ORGANUM

Spontaneous abortion

Six types:

  1. Threatened miscarriage

  2. Inevitable miscarriage

  3. Complete miscarriage

  4. Miscarriage with infection (sepsis)

  5. Missed miscarriage (empty gestational sac, embryonic loss, early and late fetal loss)

  6. Spontaneous second trimester loss


Threatened miscarriage

The first sign of an impending miscarriage is the development of vaginal bleeding in early pregnancy. The uterus is found to be enlarged, and the cervical os is closed. Lower abdominal pain is either minimal or absent. Most women presenting with a threatened miscarriage will continue with the pregnancy irrespective of the method of management.


Inevitable/incomplete miscarriage

The patient develops abdominal pain usually associated with increasing vaginal bleeding. The cervix opens, and eventually products of conceptions are passed into the vagina. However, if some of the products of conception are retained, the miscarriage remains incomplete.

Distension of the cervical canal by products of conception can cause hypotension and bradycardia (cervical shock)


Complete miscarriage

An incomplete miscarriage may proceed to completion spontaneously, when the pain will cease and vaginal bleeding will subside with the involution of the uterus. Spontaneous completion of a miscarriage in over 16 weeks gestation is more likely than in those between 8 and 16 weeks gestation, when retention of placental fragements is common.

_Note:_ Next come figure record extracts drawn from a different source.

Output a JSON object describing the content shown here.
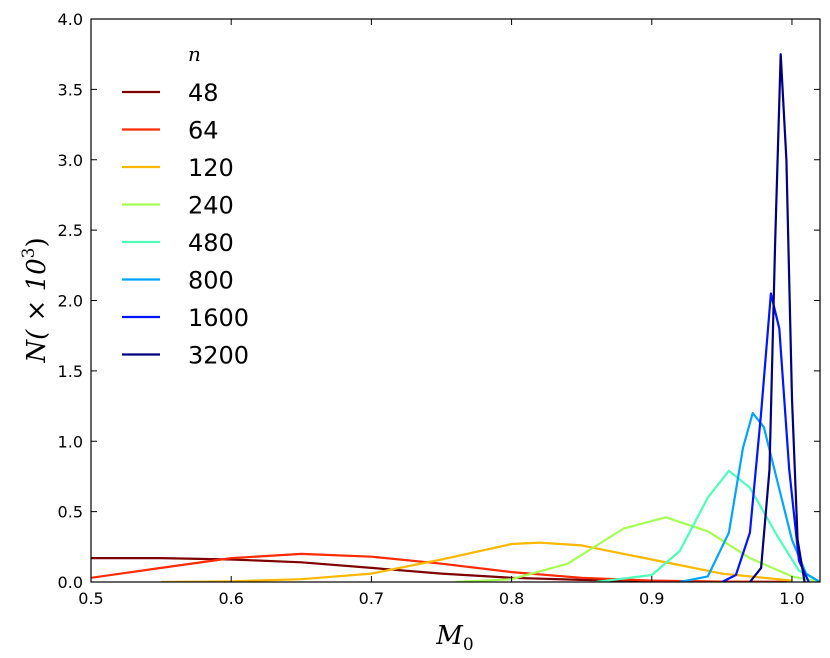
{
  "chart_data": {
    "type": "line",
    "title": "",
    "xlabel": "M",
    "xlabel_sub": "0",
    "ylabel": "N( × 10",
    "ylabel_sup": "3",
    "ylabel_close": ")",
    "xlim": [
      0.5,
      1.02
    ],
    "ylim": [
      0,
      4.0
    ],
    "x_ticks": [
      0.5,
      0.6,
      0.7,
      0.8,
      0.9,
      1.0
    ],
    "x_tick_labels": [
      "0.5",
      "0.6",
      "0.7",
      "0.8",
      "0.9",
      "1.0"
    ],
    "y_ticks": [
      0,
      0.5,
      1.0,
      1.5,
      2.0,
      2.5,
      3.0,
      3.5,
      4.0
    ],
    "y_tick_labels": [
      "0.0",
      "0.5",
      "1.0",
      "1.5",
      "2.0",
      "2.5",
      "3.0",
      "3.5",
      "4.0"
    ],
    "grid": false,
    "legend": {
      "title": "n",
      "position": "top-left"
    },
    "series": [
      {
        "name": "48",
        "color": "#7f0000",
        "x": [
          0.5,
          0.55,
          0.6,
          0.65,
          0.7,
          0.75,
          0.8,
          0.85,
          0.9,
          0.95,
          1.0
        ],
        "y": [
          0.17,
          0.17,
          0.16,
          0.14,
          0.1,
          0.06,
          0.03,
          0.015,
          0.007,
          0.002,
          0.0
        ]
      },
      {
        "name": "64",
        "color": "#ff2a00",
        "x": [
          0.5,
          0.55,
          0.6,
          0.65,
          0.7,
          0.75,
          0.8,
          0.85,
          0.9,
          0.95,
          1.0
        ],
        "y": [
          0.03,
          0.1,
          0.17,
          0.2,
          0.18,
          0.13,
          0.07,
          0.03,
          0.01,
          0.003,
          0.0
        ]
      },
      {
        "name": "120",
        "color": "#ffb700",
        "x": [
          0.55,
          0.6,
          0.65,
          0.7,
          0.75,
          0.8,
          0.82,
          0.85,
          0.9,
          0.95,
          1.0
        ],
        "y": [
          0.0,
          0.005,
          0.02,
          0.06,
          0.16,
          0.27,
          0.28,
          0.26,
          0.16,
          0.06,
          0.01
        ]
      },
      {
        "name": "240",
        "color": "#a5ff52",
        "x": [
          0.76,
          0.8,
          0.84,
          0.88,
          0.91,
          0.94,
          0.97,
          1.0,
          1.02
        ],
        "y": [
          0.0,
          0.02,
          0.13,
          0.38,
          0.46,
          0.36,
          0.17,
          0.04,
          0.0
        ]
      },
      {
        "name": "480",
        "color": "#4dffb8",
        "x": [
          0.86,
          0.9,
          0.92,
          0.94,
          0.955,
          0.97,
          0.99,
          1.005,
          1.02
        ],
        "y": [
          0.0,
          0.05,
          0.22,
          0.6,
          0.79,
          0.67,
          0.32,
          0.08,
          0.0
        ]
      },
      {
        "name": "800",
        "color": "#00a4ff",
        "x": [
          0.92,
          0.94,
          0.955,
          0.965,
          0.972,
          0.98,
          0.99,
          1.0,
          1.01,
          1.02
        ],
        "y": [
          0.0,
          0.04,
          0.35,
          0.95,
          1.2,
          1.1,
          0.7,
          0.3,
          0.06,
          0.0
        ]
      },
      {
        "name": "1600",
        "color": "#0014ff",
        "x": [
          0.95,
          0.96,
          0.97,
          0.978,
          0.985,
          0.991,
          0.998,
          1.005,
          1.012
        ],
        "y": [
          0.0,
          0.05,
          0.35,
          1.2,
          2.05,
          1.8,
          0.8,
          0.15,
          0.0
        ]
      },
      {
        "name": "3200",
        "color": "#000080",
        "x": [
          0.97,
          0.978,
          0.984,
          0.988,
          0.992,
          0.996,
          1.0,
          1.004,
          1.009
        ],
        "y": [
          0.0,
          0.1,
          0.8,
          2.4,
          3.75,
          3.0,
          1.3,
          0.3,
          0.0
        ]
      }
    ]
  }
}
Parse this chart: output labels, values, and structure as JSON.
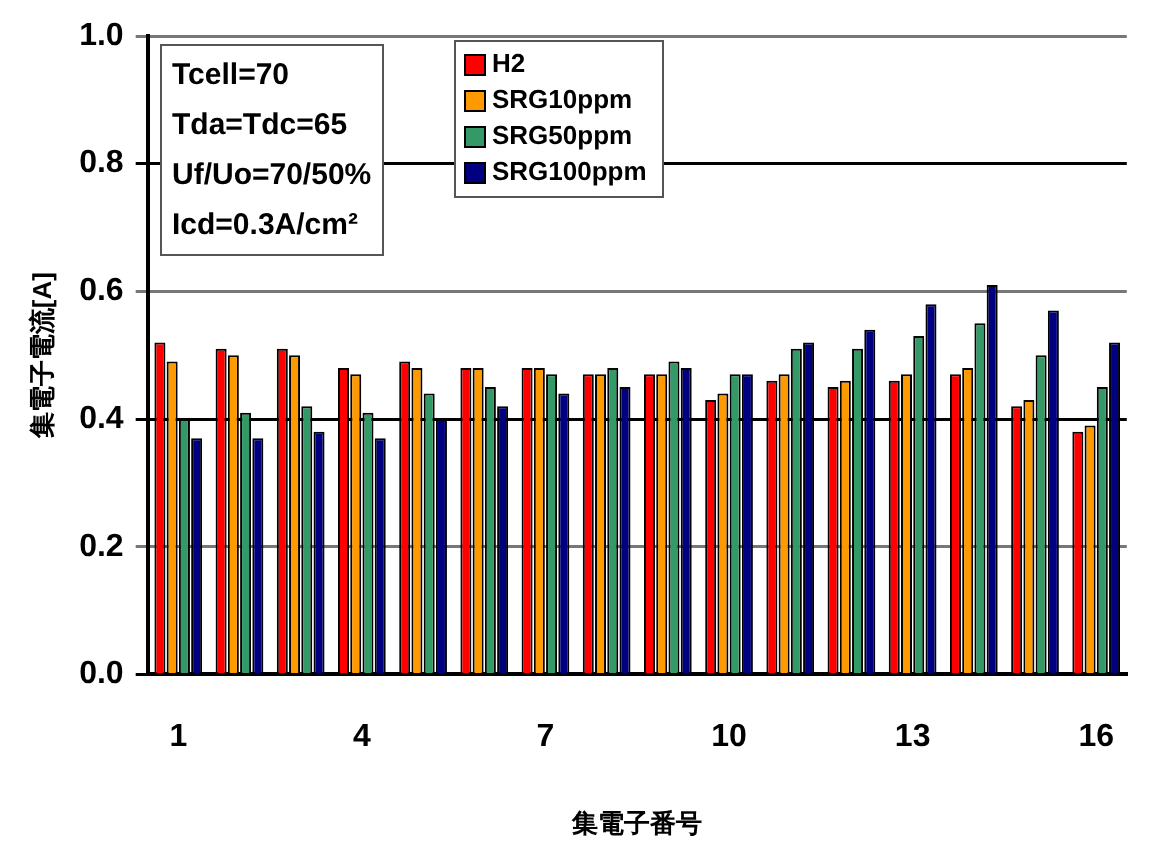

Miscarriage with infection (sepsis)

During the process of miscarriage - or after therapeutic termination of a pregnancy - infection may be introduced into the uterine cavity. The clinical findings of septic miscarriage are similar to the those of incomplete miscarriage with the addition of uterine and adnexal tenderness. The vaginal loss may become purulent and the patient pyrexial. In cases of severe overwhelming sepsis, endotoxic shock may develop with profound and sometimes fatal hypotension. Other manifestations include renal failure, disseminated intravascular coagulopathy and multiple petechial hemorrhages. Organisms which commonly invade the uterine cavity are E.coli, Streptococcus faecalis, Staphylococcus albus and aureus, Klebsiella and Clostridium welchii and perfringens.


Missed miscarriage (empty gestational sac, embryonic loss, early and late fetal loss)

In empty gestational sac (anembryonic pregnancy or blighted ovum), a gestational sac of >25mm is seen on ultrasound but there is no evidence of an embryonic pole or yolk sac or change in the size of the sac on rescan 7 days later. Embryonic loss is diagnosed where there is an embryo >7mm in size without cardiac activity or where there is no change in the size of the embryo after 7 days on the scan. Early fetal demise occurs when a pregnancy is identified within the uterus on ultrasound consistent with 8-12 weeks but no fetal heartbeat. These may be associated with some bleeding and abdominal pain or be asymptomatic and diagnosed on ultrasound scan. The pattern of clinical loss may indicate the underlying aetiology; for example, antiphospholipid syndrome tends to present with recurrent fetal loss.


Spontaneous second-trimester loss

Pregnancy loss occurs between 12 and 24 weeks associated with spontaneous rupture of membrane or cervical dilation despite the presence of of fetal heart activity.